Aeroporti e personale coinvolti
Lo sciopero interesserà alcuni dei principali scali italiani, tra cui:
- Roma Fiumicino e Ciampino
- Milano Malpensa
- Napoli
Coinvolte diverse categorie strategiche per il funzionamento del sistema aereo:
- personale ENAV, responsabile del controllo del traffico aereo
- tecnici di Techno Sky, impegnati nella gestione dei sistemi di navigazione
- operatori degli ACC di Roma e Milano
- addetti alla sicurezza di ADR Security
La partecipazione simultanea di più settori rende la protesta ad alto impatto operativo, con possibili effetti su voli, infrastrutture e servizi aeroportuali.

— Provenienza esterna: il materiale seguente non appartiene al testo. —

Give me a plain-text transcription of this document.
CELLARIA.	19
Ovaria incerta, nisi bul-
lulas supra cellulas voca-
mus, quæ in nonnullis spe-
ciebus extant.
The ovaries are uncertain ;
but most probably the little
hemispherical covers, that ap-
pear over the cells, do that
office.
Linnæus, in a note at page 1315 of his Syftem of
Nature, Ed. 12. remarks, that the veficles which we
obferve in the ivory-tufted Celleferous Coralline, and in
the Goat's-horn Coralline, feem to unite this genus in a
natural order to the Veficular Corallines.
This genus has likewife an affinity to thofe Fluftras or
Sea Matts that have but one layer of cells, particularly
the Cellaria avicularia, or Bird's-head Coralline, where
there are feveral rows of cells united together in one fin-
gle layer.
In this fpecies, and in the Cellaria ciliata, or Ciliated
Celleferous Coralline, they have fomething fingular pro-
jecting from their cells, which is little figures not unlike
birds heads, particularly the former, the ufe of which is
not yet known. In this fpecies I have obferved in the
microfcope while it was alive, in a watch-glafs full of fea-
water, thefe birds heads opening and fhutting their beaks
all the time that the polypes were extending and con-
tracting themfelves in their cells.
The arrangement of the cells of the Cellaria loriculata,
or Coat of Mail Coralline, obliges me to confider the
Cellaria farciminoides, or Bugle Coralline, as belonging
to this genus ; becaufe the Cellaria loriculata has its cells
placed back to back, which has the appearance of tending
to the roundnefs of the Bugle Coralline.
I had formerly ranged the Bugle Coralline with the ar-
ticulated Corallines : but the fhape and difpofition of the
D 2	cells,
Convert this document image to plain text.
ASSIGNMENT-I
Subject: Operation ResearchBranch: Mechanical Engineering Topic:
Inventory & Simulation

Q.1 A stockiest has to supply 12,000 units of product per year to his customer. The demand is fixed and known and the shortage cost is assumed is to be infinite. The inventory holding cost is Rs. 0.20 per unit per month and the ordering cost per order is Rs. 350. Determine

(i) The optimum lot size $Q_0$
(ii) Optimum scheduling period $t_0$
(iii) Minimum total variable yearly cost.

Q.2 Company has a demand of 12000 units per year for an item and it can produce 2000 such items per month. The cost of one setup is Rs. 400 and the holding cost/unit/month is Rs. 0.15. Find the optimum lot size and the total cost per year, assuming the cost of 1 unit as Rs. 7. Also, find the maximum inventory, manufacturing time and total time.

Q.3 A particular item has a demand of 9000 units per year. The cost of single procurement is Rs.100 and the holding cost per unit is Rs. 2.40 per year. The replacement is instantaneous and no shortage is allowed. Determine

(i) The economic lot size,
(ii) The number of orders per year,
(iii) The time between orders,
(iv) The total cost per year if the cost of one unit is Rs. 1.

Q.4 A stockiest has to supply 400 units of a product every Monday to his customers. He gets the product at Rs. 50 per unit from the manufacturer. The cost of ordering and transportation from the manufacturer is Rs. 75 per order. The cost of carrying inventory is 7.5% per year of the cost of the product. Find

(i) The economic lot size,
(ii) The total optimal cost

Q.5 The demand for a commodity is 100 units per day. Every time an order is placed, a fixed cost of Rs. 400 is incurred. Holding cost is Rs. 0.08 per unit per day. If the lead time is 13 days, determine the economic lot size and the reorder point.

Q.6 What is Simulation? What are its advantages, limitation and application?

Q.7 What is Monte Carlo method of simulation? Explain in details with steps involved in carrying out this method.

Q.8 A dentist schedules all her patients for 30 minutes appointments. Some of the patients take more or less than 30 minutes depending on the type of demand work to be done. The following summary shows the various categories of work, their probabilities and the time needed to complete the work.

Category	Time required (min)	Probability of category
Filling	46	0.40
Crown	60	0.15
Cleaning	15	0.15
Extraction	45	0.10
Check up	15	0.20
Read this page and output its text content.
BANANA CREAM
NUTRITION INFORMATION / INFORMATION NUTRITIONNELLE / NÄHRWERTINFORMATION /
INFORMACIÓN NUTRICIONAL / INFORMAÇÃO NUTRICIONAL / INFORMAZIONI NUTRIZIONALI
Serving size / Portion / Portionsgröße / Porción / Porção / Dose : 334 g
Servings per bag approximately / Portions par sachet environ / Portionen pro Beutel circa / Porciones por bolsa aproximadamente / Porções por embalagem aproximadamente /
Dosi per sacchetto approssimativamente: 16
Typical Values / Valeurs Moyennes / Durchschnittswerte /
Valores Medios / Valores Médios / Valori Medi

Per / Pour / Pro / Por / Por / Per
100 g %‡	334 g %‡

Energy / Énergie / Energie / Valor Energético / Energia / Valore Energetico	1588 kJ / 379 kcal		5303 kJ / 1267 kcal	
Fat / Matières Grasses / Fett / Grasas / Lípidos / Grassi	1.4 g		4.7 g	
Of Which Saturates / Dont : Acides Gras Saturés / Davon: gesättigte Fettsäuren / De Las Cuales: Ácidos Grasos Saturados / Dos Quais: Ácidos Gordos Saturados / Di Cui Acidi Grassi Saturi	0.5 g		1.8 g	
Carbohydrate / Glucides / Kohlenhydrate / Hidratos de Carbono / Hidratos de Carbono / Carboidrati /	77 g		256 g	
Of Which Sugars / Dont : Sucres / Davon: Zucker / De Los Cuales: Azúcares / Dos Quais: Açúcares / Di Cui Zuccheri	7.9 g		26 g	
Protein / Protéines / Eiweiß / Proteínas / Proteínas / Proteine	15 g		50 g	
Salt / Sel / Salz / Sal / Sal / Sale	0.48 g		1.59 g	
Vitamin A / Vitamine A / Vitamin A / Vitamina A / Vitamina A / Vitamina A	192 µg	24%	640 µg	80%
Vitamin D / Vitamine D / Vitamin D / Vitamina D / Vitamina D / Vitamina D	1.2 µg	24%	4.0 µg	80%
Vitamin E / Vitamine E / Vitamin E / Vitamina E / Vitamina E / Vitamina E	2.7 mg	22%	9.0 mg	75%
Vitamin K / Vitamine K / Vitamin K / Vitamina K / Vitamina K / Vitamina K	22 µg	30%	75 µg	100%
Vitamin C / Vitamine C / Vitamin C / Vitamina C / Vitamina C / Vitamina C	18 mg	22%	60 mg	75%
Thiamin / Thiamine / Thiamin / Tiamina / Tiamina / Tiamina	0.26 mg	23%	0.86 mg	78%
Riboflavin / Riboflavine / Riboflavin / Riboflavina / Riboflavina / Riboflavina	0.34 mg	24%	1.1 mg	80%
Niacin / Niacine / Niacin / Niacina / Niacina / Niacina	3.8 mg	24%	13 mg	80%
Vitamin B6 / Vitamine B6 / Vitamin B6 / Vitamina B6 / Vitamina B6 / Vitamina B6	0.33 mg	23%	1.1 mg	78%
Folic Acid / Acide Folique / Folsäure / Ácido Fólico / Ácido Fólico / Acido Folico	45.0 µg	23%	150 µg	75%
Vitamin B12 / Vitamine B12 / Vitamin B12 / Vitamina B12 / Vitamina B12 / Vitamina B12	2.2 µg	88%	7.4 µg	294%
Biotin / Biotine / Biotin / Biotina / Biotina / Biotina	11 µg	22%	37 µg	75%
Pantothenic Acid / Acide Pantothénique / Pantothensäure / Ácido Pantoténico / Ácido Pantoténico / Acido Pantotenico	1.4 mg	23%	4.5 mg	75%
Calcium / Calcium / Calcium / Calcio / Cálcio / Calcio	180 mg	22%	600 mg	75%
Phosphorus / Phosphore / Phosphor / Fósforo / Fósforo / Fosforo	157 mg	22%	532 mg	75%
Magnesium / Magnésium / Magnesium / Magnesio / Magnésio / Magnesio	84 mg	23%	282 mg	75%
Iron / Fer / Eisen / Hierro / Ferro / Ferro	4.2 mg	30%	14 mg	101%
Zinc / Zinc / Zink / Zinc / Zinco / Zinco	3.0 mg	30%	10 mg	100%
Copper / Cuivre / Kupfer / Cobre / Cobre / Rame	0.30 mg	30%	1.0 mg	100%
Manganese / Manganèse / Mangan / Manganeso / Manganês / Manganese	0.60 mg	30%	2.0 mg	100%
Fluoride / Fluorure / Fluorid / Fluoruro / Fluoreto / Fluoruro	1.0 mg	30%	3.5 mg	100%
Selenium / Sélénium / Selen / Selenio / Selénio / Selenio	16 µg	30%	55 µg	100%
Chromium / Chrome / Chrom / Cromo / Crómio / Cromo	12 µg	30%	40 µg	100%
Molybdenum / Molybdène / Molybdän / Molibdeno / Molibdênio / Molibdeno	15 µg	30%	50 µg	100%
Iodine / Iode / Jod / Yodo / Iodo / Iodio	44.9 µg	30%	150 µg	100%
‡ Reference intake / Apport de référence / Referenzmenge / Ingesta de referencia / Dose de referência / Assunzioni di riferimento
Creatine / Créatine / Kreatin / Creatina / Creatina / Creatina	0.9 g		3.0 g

Disagi previsti per i passeggeri
Durante la fascia oraria dello sciopero non si escludono:
- ritardi nei voli
- cancellazioni improvvise
- code e rallentamenti nei controlli di sicurezza
Per limitare i disagi, è consigliato monitorare lo stato del volo attraverso i canali ufficiali delle compagnie aeree e presentarsi in aeroporto con anticipo.
Come prepararsi prima della partenza
In situazioni di sciopero è utile adottare alcune precauzioni:
- valutare soluzioni alternative di viaggio, se possibile
- scegliere voli in fasce orarie meno esposte
- mettere in conto tempi di attesa più lunghi
- controllare notifiche e aggiornamenti in tempo reale
Una pianificazione attenta può ridurre significativamente i disagi.
Rimborso e diritti dei passeggeri
In caso di cancellazioni o ritardi prolungati, i viaggiatori sono tutelati dal Regolamento UE 261/2004. In particolare:
- è previsto il rimborso del biglietto se il volo viene cancellato con meno di 14 giorni di preavviso
- in caso di ritardi superiori a 3 ore, può spettare un indennizzo tra 250 e 600 euro
- la compensazione è valida quando il disservizio dipende dalla compagnia
Per richiedere il rimborso è necessario contattare la compagnia aerea e conservare tutti i documenti di viaggio, incluse carte d’imbarco e ricevute.
Una giornata critica per il traffico aereo
Lo sciopero del 10 aprile rappresenta un banco di prova per il sistema aeroportuale italiano. L’adesione di più categorie operative potrebbe amplificare i disagi, rendendo fondamentale per i passeggeri restare informati e preparati.